Lo nuevo del siglo XVII, pues, no es la ciencia o la técnica, practicadas de modo por así decir instintivo, sino el pensamiento científico entendido como conjunto de normas y conceptos aproximadamente sistemáticos para adquirir un conocimiento seguro. La observación del medio es una base de la ciencia, pero conduce a frecuentes errores: de modo desconcertante, los sentidos suelen engañarnos, al igual que las emociones y las pasiones. Y la misma razón que ordena la experiencia partiendo de principios generales supuestamente sólidos, a menudo retuerce los datos de la experiencia para adaptarlos a aquellos principios, o los pasa por alto si no concuerdan con estos.

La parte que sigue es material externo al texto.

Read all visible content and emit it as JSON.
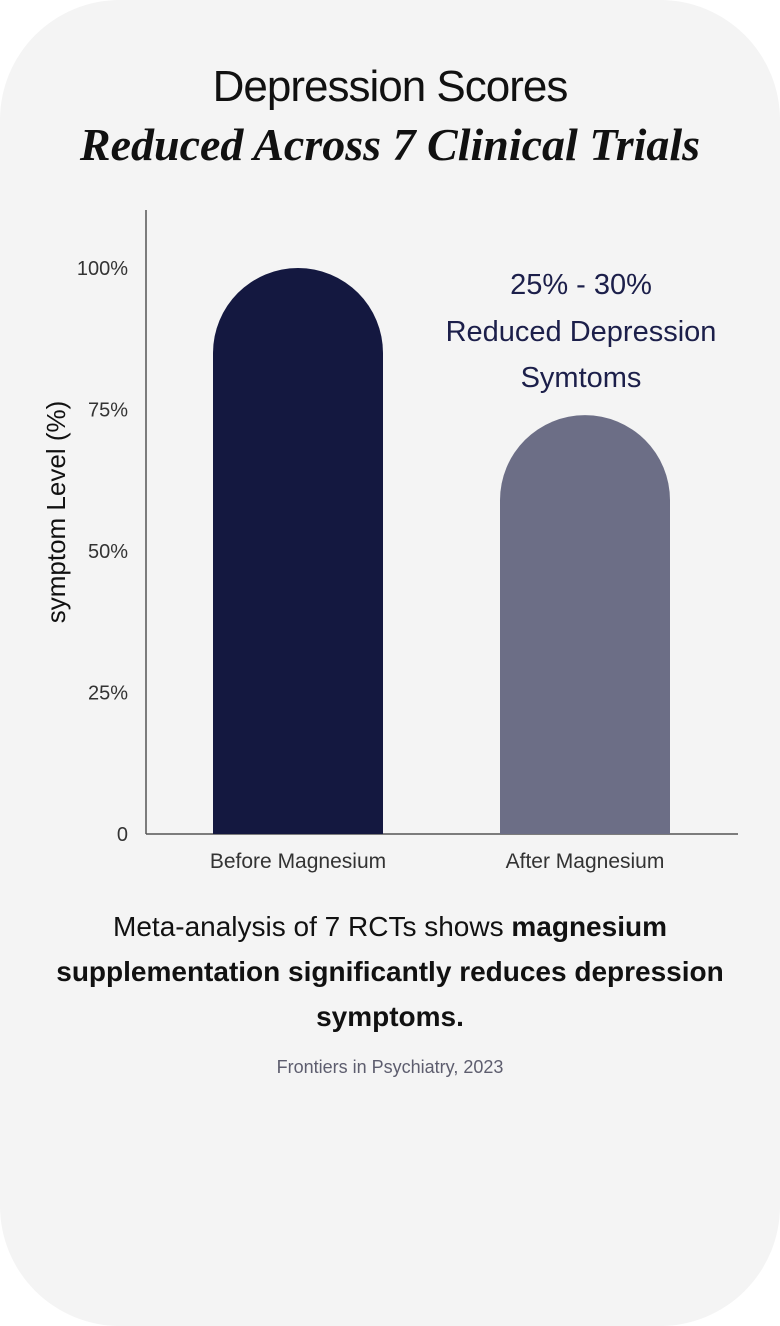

Fue en Grecia donde de forma explícita se planteó el problema de cómo alcanzar verdades firmes, no dudosas ni opinables. Platón concluyó, por analogía con la geometría y las matemáticas, que existe otra realidad más allá de la confusa e insegura que nos ofrecen los sentidos: un mundo de entes ideales o “ideas”, de los que el mundo habitual sería una copia grosera. Así, la observación perdía valor, ya que la lógica interna de las “ideas”, a semejanza de las matemáticas, produciría un grado de certeza muy superior al de cualquier dato directamente observable. El valor de las matemáticas para alcanzar un conocimiento no opinable es una de las grandes concepciones de la ciencia, pero la teoría de las Ideas funcionaría peor, pues, como señaló Aristóteles, no explicaba cómo del mundo eterno e impalpable de los entes ideales podía salir el mundo sensible y mutable, por lo que el primero es innecesario para explicar el segundo. Con lo cual la observación empírica del mundo sensible volvía al primer plano. Al final, los dos enfoques, formalmente opuestos, resultarían complementarios.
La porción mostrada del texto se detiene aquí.